No New Cash Seen for Cops

Mike sticks to Rudy raise offer

By DAVID SALTONSTALL
Daily News City Hall Bureau Chief

hey may be heroes, but Mayor Bloomberg told city cops yesterday not to expect a penny more than the raises they were being offered before Sept. 11.

"The city does not have any extra money," said Bloomberg, making his first explicit comments on police contract negotiations since becoming mayor. "We all know that."

The city's last offer came in July from ex-Mayor Rudy Giuliani — a 10% raise over two years that roughly matched the raises given then to firefighters, sanitation workers, correction officers and police bosses.

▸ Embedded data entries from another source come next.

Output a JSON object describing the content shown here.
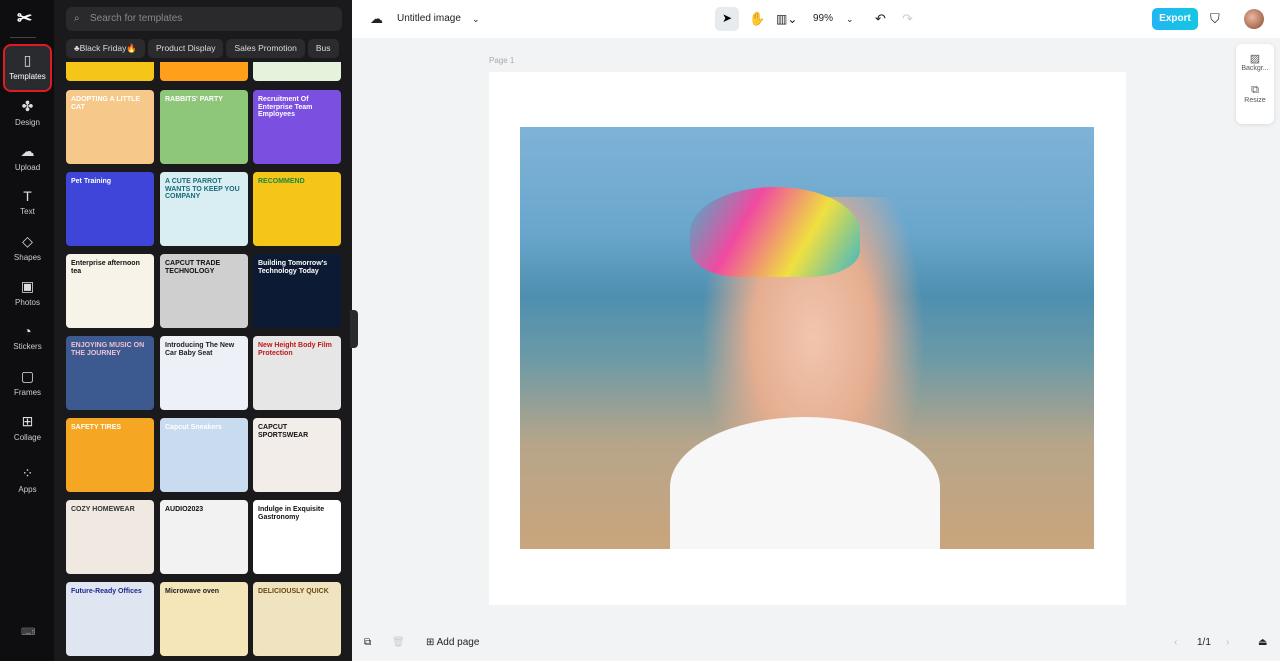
{
  "rail": {
    "items": [
      {
        "label": "Templates",
        "icon": "templates-icon",
        "glyph": "▯"
      },
      {
        "label": "Design",
        "icon": "design-icon",
        "glyph": "✤"
      },
      {
        "label": "Upload",
        "icon": "upload-icon",
        "glyph": "☁"
      },
      {
        "label": "Text",
        "icon": "text-icon",
        "glyph": "T"
      },
      {
        "label": "Shapes",
        "icon": "shapes-icon",
        "glyph": "◇"
      },
      {
        "label": "Photos",
        "icon": "photos-icon",
        "glyph": "▣"
      },
      {
        "label": "Stickers",
        "icon": "stickers-icon",
        "glyph": "◔"
      },
      {
        "label": "Frames",
        "icon": "frames-icon",
        "glyph": "▢"
      },
      {
        "label": "Collage",
        "icon": "collage-icon",
        "glyph": "⊞"
      },
      {
        "label": "Apps",
        "icon": "apps-icon",
        "glyph": "⁘"
      }
    ],
    "active": "Templates"
  },
  "panel": {
    "search_placeholder": "Search for templates",
    "chips": [
      "♣Black Friday🔥",
      "Product Display",
      "Sales Promotion",
      "Bus"
    ],
    "cards": [
      {
        "text": "ADOPTING A LITTLE CAT",
        "bg": "#f6c98a",
        "fg": "#fff"
      },
      {
        "text": "RABBITS' PARTY",
        "bg": "#8fc77a",
        "fg": "#fff"
      },
      {
        "text": "Recruitment Of Enterprise Team Employees",
        "bg": "#7b4fe0",
        "fg": "#fff"
      },
      {
        "text": "Pet Training",
        "bg": "#3f45d8",
        "fg": "#fff"
      },
      {
        "text": "A CUTE PARROT WANTS TO KEEP YOU COMPANY",
        "bg": "#d9eef2",
        "fg": "#1a6b7a"
      },
      {
        "text": "RECOMMEND",
        "bg": "#f5c518",
        "fg": "#1a8a3a"
      },
      {
        "text": "Enterprise afternoon tea",
        "bg": "#f7f3e8",
        "fg": "#111"
      },
      {
        "text": "CAPCUT TRADE TECHNOLOGY",
        "bg": "#cfcfcf",
        "fg": "#111"
      },
      {
        "text": "Building Tomorrow's Technology Today",
        "bg": "#0d1a33",
        "fg": "#fff"
      },
      {
        "text": "ENJOYING MUSIC ON THE JOURNEY",
        "bg": "#3c5a90",
        "fg": "#f0c0d0"
      },
      {
        "text": "Introducing The New Car Baby Seat",
        "bg": "#eef0f8",
        "fg": "#222"
      },
      {
        "text": "New Height Body Film Protection",
        "bg": "#e6e6e6",
        "fg": "#c01818"
      },
      {
        "text": "SAFETY TIRES",
        "bg": "#f5a623",
        "fg": "#fff"
      },
      {
        "text": "Capcut Sneakers",
        "bg": "#c9dcef",
        "fg": "#fff"
      },
      {
        "text": "CAPCUT SPORTSWEAR",
        "bg": "#f2ede8",
        "fg": "#111"
      },
      {
        "text": "COZY HOMEWEAR",
        "bg": "#efe9e2",
        "fg": "#333"
      },
      {
        "text": "AUDIO2023",
        "bg": "#f2f2f2",
        "fg": "#111"
      },
      {
        "text": "Indulge in Exquisite Gastronomy",
        "bg": "#ffffff",
        "fg": "#111"
      },
      {
        "text": "Future-Ready Offices",
        "bg": "#dfe6f2",
        "fg": "#1a2a8a"
      },
      {
        "text": "Microwave oven",
        "bg": "#f4e6b8",
        "fg": "#222"
      },
      {
        "text": "DELICIOUSLY QUICK",
        "bg": "#f0e4c0",
        "fg": "#6a4a10"
      }
    ]
  },
  "topbar": {
    "title": "Untitled image",
    "zoom": "99%",
    "export_label": "Export"
  },
  "canvas": {
    "page_label": "Page 1"
  },
  "sidetools": {
    "background": "Backgr...",
    "resize": "Resize"
  },
  "bottombar": {
    "add_page": "Add page",
    "page_counter": "1/1"
  }
}
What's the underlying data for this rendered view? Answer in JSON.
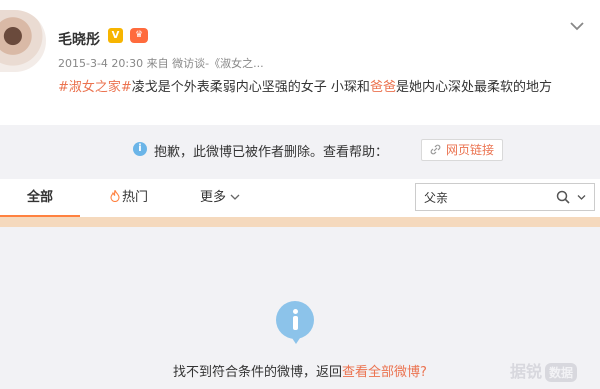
{
  "post": {
    "author": "毛晓彤",
    "vbadge": "V",
    "meta": "2015-3-4 20:30 来自 微访谈-《淑女之...",
    "content": {
      "tag": "#淑女之家#",
      "text1": "凌戈是个外表柔弱内心坚强的女子 小琛和",
      "highlight": "爸爸",
      "text2": "是她内心深处最柔软的地方"
    }
  },
  "notice": {
    "text": "抱歉，此微博已被作者删除。查看帮助：",
    "link_label": "网页链接"
  },
  "tabs": {
    "all": "全部",
    "hot": "热门",
    "more": "更多"
  },
  "search": {
    "value": "父亲"
  },
  "empty": {
    "text": "找不到符合条件的微博，返回",
    "link": "查看全部微博?"
  },
  "watermark": {
    "text": "据锐",
    "box": "数据"
  },
  "colors": {
    "accent": "#eb7350",
    "tab_underline": "#ff8140",
    "info_blue": "#8cc3ea"
  }
}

Cops had been hoping for substantially more, but Bloomberg hinted that cops would be lucky to get anything in the current economic climate, referring to the infamous "zeroes for heroes" contract negotiated by Giuliani in his first term. That pact got its name from the 0% raises it offered from 1995 to 1997, followed by increases of 3%, 3% and 6% in the final three years.

"The police settled for no raises in the union-negotiated contracts during the Giuliani administration," Bloomberg said. "The city economy was growing then. Right now, the city economy is declining, not growing."

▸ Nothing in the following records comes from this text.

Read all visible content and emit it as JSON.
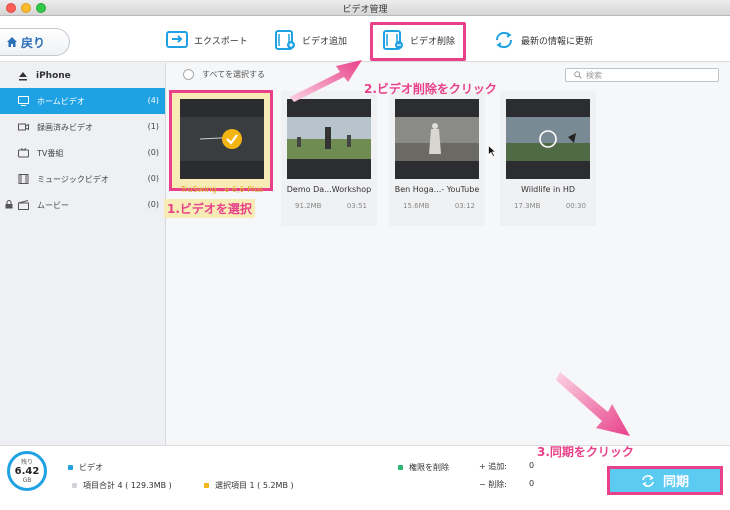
{
  "window": {
    "title": "ビデオ管理"
  },
  "toolbar": {
    "back_label": "戻り",
    "export_label": "エクスポート",
    "add_label": "ビデオ追加",
    "delete_label": "ビデオ削除",
    "refresh_label": "最新の情報に更新"
  },
  "sidebar": {
    "device": "iPhone",
    "items": [
      {
        "label": "ホームビデオ",
        "count": "(4)"
      },
      {
        "label": "録画済みビデオ",
        "count": "(1)"
      },
      {
        "label": "TV番組",
        "count": "(0)"
      },
      {
        "label": "ミュージックビデオ",
        "count": "(0)"
      },
      {
        "label": "ムービー",
        "count": "(0)"
      }
    ]
  },
  "content": {
    "select_all": "すべてを選択する",
    "search_placeholder": "検索",
    "videos": [
      {
        "name": "TruSwing...e 6,6 Plus",
        "size": "",
        "duration": ""
      },
      {
        "name": "Demo Da...Workshop",
        "size": "91.2MB",
        "duration": "03:51"
      },
      {
        "name": "Ben Hoga...- YouTube",
        "size": "15.6MB",
        "duration": "03:12"
      },
      {
        "name": "Wildlife in HD",
        "size": "17.3MB",
        "duration": "00:30"
      }
    ]
  },
  "annotations": {
    "step1": "1.ビデオを選択",
    "step2": "2.ビデオ削除をクリック",
    "step3": "3.同期をクリック"
  },
  "footer": {
    "storage_top": "残り",
    "storage_value": "6.42",
    "storage_unit": "GB",
    "legend_video": "ビデオ",
    "total_items": "項目合計 4 ( 129.3MB )",
    "selected_items": "選択項目 1 ( 5.2MB )",
    "delete_permission": "権限を削除",
    "added_label": "+ 追加:",
    "added_value": "0",
    "deleted_label": "− 削除:",
    "deleted_value": "0",
    "sync_label": "同期"
  },
  "colors": {
    "accent": "#1ea2e3",
    "highlight": "#e8418a",
    "sync_button": "#5ccbf2"
  }
}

The mayor's remarks drew a swift response from Patrolmen's Benevolent Association president Patrick Lynch, who called them "demoralizing."

The Union's Side

"Mayor Bloomberg must realize that any offer that shortchanges New York City police officers is not, in the long run, a cost-effective policy," Lynch said in a statement.

Yesterday's dustup began when "Bill" from Long Island called the mayor's weekly radio show on WABC-AM to ask if his opinion on pay raises for cops had changed since Sept. 11. "Where do you think we stand now?" asked Bill.

The mayor responded by explaining that the PBA's contract would be decided by the Public Employees Relations Board and was out of his hands. The arbitration is binding, meaning Bloomberg will almost certainly have to abide by any agreement.

"We are going to have a tough time coming up with anything more if the arbitration panel rules more," Bloomberg said.

The union, without a contract since July 2000, is seeking a pay hike of 23% to put them in line with surrounding areas.